Much of Zechariah is spent in prophecy, predicting not only a savior to come but also glory for the Jews as they will be blessed beyond Israel’s borders. In the midst of many of these stories, Zechariah pauses to call out the people who have been fasting in the fifth and seventh months. God tells Zechariah that despite their participation, they were not using it as a true dedication to the Lord. He states that they are fasting for their own reasons and that they should execute true judgement, showing mercy and compassion, not oppress those they have power over. They must stop thinking evil of their brothers and remove themselves from those doing all of the above.

Malachi starts by reprimanding the Jews once again, as the former prophets had. This time, he points out the blemished sacrifices that are being given to God, whether blind, sick, or lame. God points out that this is disrespectful to Him, just as it would be to a father, a master, or a king. Then Malachi calls on them for their treatment of marriage, by marrying foreigners of different faiths and cheating on their wives. Then God tells them that they have robbed him by withholding tithes, leaving no food for the house of the Lord. He tells them that if they give freely, that He will bless them freely, just as He has done before. There is a small and faithful remnant that will follow, but Malachi ends on the note that a savior is coming who will change the tide of the Jewish people.
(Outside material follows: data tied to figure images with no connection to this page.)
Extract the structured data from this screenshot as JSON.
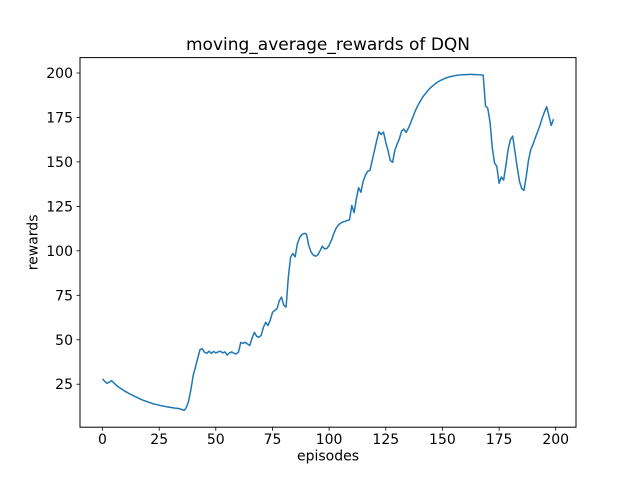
{
  "chart_data": {
    "type": "line",
    "title": "moving_average_rewards of DQN",
    "xlabel": "episodes",
    "ylabel": "rewards",
    "x_ticks": [
      0,
      25,
      50,
      75,
      100,
      125,
      150,
      175,
      200
    ],
    "y_ticks": [
      25,
      50,
      75,
      100,
      125,
      150,
      175,
      200
    ],
    "xlim": [
      -9.95,
      208.95
    ],
    "ylim": [
      0.85,
      208.65
    ],
    "grid": false,
    "legend_position": "none",
    "line_color": "#1f77b4",
    "axes_color": "#000000",
    "background_color": "#ffffff",
    "series": [
      {
        "name": "moving_average_rewards",
        "points": [
          [
            0,
            28
          ],
          [
            1,
            26.6
          ],
          [
            2,
            25.5
          ],
          [
            3,
            26.2
          ],
          [
            4,
            27
          ],
          [
            5,
            25.8
          ],
          [
            6,
            24.5
          ],
          [
            7,
            23.5
          ],
          [
            8,
            22.6
          ],
          [
            9,
            21.8
          ],
          [
            10,
            21
          ],
          [
            11,
            20.3
          ],
          [
            12,
            19.6
          ],
          [
            13,
            19
          ],
          [
            14,
            18.3
          ],
          [
            15,
            17.7
          ],
          [
            16,
            17.1
          ],
          [
            17,
            16.5
          ],
          [
            18,
            16
          ],
          [
            19,
            15.5
          ],
          [
            20,
            15
          ],
          [
            21,
            14.6
          ],
          [
            22,
            14.2
          ],
          [
            23,
            13.8
          ],
          [
            24,
            13.5
          ],
          [
            25,
            13.2
          ],
          [
            26,
            12.9
          ],
          [
            27,
            12.7
          ],
          [
            28,
            12.4
          ],
          [
            29,
            12.2
          ],
          [
            30,
            12
          ],
          [
            31,
            11.8
          ],
          [
            32,
            11.6
          ],
          [
            33,
            11.4
          ],
          [
            34,
            11.2
          ],
          [
            35,
            10.8
          ],
          [
            36,
            10.3
          ],
          [
            37,
            12
          ],
          [
            38,
            15.5
          ],
          [
            39,
            22
          ],
          [
            40,
            30
          ],
          [
            41,
            34.5
          ],
          [
            42,
            39.5
          ],
          [
            43,
            44.5
          ],
          [
            44,
            45
          ],
          [
            45,
            43
          ],
          [
            46,
            42.4
          ],
          [
            47,
            43.6
          ],
          [
            48,
            42.4
          ],
          [
            49,
            43.4
          ],
          [
            50,
            42.6
          ],
          [
            51,
            43.2
          ],
          [
            52,
            43.6
          ],
          [
            53,
            42.6
          ],
          [
            54,
            43.2
          ],
          [
            55,
            41.4
          ],
          [
            56,
            42.6
          ],
          [
            57,
            43.2
          ],
          [
            58,
            42.4
          ],
          [
            59,
            42
          ],
          [
            60,
            43.2
          ],
          [
            61,
            48.5
          ],
          [
            62,
            48
          ],
          [
            63,
            48.6
          ],
          [
            64,
            47.6
          ],
          [
            65,
            46.8
          ],
          [
            66,
            51
          ],
          [
            67,
            54.2
          ],
          [
            68,
            52
          ],
          [
            69,
            51.4
          ],
          [
            70,
            52.6
          ],
          [
            71,
            57
          ],
          [
            72,
            59.8
          ],
          [
            73,
            58
          ],
          [
            74,
            61
          ],
          [
            75,
            65.4
          ],
          [
            76,
            66.6
          ],
          [
            77,
            67.4
          ],
          [
            78,
            72
          ],
          [
            79,
            74
          ],
          [
            80,
            69.4
          ],
          [
            81,
            68.4
          ],
          [
            82,
            85
          ],
          [
            83,
            96.5
          ],
          [
            84,
            98.5
          ],
          [
            85,
            96.6
          ],
          [
            86,
            104
          ],
          [
            87,
            107.5
          ],
          [
            88,
            109.2
          ],
          [
            89,
            109.8
          ],
          [
            90,
            109.4
          ],
          [
            91,
            103.2
          ],
          [
            92,
            99.4
          ],
          [
            93,
            97.6
          ],
          [
            94,
            97
          ],
          [
            95,
            97.6
          ],
          [
            96,
            100.1
          ],
          [
            97,
            102.6
          ],
          [
            98,
            101.1
          ],
          [
            99,
            101.4
          ],
          [
            100,
            103
          ],
          [
            101,
            106
          ],
          [
            102,
            109.5
          ],
          [
            103,
            112.5
          ],
          [
            104,
            114.5
          ],
          [
            105,
            115.5
          ],
          [
            106,
            116.2
          ],
          [
            107,
            116.6
          ],
          [
            108,
            117
          ],
          [
            109,
            117.5
          ],
          [
            110,
            125.5
          ],
          [
            111,
            121.5
          ],
          [
            112,
            129
          ],
          [
            113,
            135.5
          ],
          [
            114,
            133
          ],
          [
            115,
            139
          ],
          [
            116,
            142.5
          ],
          [
            117,
            144.8
          ],
          [
            118,
            145.2
          ],
          [
            119,
            150.8
          ],
          [
            120,
            156.4
          ],
          [
            121,
            162
          ],
          [
            122,
            167
          ],
          [
            123,
            165.4
          ],
          [
            124,
            166.8
          ],
          [
            125,
            161
          ],
          [
            126,
            156.4
          ],
          [
            127,
            150.8
          ],
          [
            128,
            149.8
          ],
          [
            129,
            156.4
          ],
          [
            130,
            160
          ],
          [
            131,
            163
          ],
          [
            132,
            167.3
          ],
          [
            133,
            168.5
          ],
          [
            134,
            166.6
          ],
          [
            135,
            169
          ],
          [
            136,
            172
          ],
          [
            137,
            175.5
          ],
          [
            138,
            178.5
          ],
          [
            139,
            181.3
          ],
          [
            140,
            183.7
          ],
          [
            141,
            185.8
          ],
          [
            142,
            187.6
          ],
          [
            143,
            189.2
          ],
          [
            144,
            190.7
          ],
          [
            145,
            192
          ],
          [
            146,
            193.1
          ],
          [
            147,
            194.1
          ],
          [
            148,
            195
          ],
          [
            149,
            195.7
          ],
          [
            150,
            196.3
          ],
          [
            151,
            196.9
          ],
          [
            152,
            197.4
          ],
          [
            153,
            197.8
          ],
          [
            154,
            198.1
          ],
          [
            155,
            198.4
          ],
          [
            156,
            198.6
          ],
          [
            157,
            198.8
          ],
          [
            158,
            198.9
          ],
          [
            159,
            199
          ],
          [
            160,
            199.1
          ],
          [
            161,
            199.1
          ],
          [
            162,
            199.2
          ],
          [
            163,
            199.2
          ],
          [
            164,
            199.1
          ],
          [
            165,
            199.1
          ],
          [
            166,
            199
          ],
          [
            167,
            198.9
          ],
          [
            168,
            198.7
          ],
          [
            169,
            181.5
          ],
          [
            170,
            180.3
          ],
          [
            171,
            172.5
          ],
          [
            172,
            158
          ],
          [
            173,
            149.5
          ],
          [
            174,
            147.5
          ],
          [
            175,
            138
          ],
          [
            176,
            141.5
          ],
          [
            177,
            139.8
          ],
          [
            178,
            148
          ],
          [
            179,
            157
          ],
          [
            180,
            162.5
          ],
          [
            181,
            164.5
          ],
          [
            182,
            156
          ],
          [
            183,
            147
          ],
          [
            184,
            139
          ],
          [
            185,
            135
          ],
          [
            186,
            134
          ],
          [
            187,
            142
          ],
          [
            188,
            151
          ],
          [
            189,
            157
          ],
          [
            190,
            160
          ],
          [
            191,
            163.5
          ],
          [
            192,
            167
          ],
          [
            193,
            170.5
          ],
          [
            194,
            174.5
          ],
          [
            195,
            178
          ],
          [
            196,
            181
          ],
          [
            197,
            176
          ],
          [
            198,
            170.5
          ],
          [
            199,
            174
          ]
        ]
      }
    ]
  }
}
We find tithing in a list of corrections, among blind animal sacrifices, marrying foreign women who worship other gods, and neglecting the Temple of the glory that God deserves. The Jews have returned from exile to their land, but they must restore not only the land and the city, but their hearts must be once again promised to God, in order to receive the blessings and protection that their ancestors were given. He asked them to take care of each other and to show mercy in all manners. For the Jews the Mosaic Law was their path to God, and tithing was one example in a list of so many others in which the Jews had failed their end of the covenant. The only way they would be blessed was through the love and dedication that God demanded of them.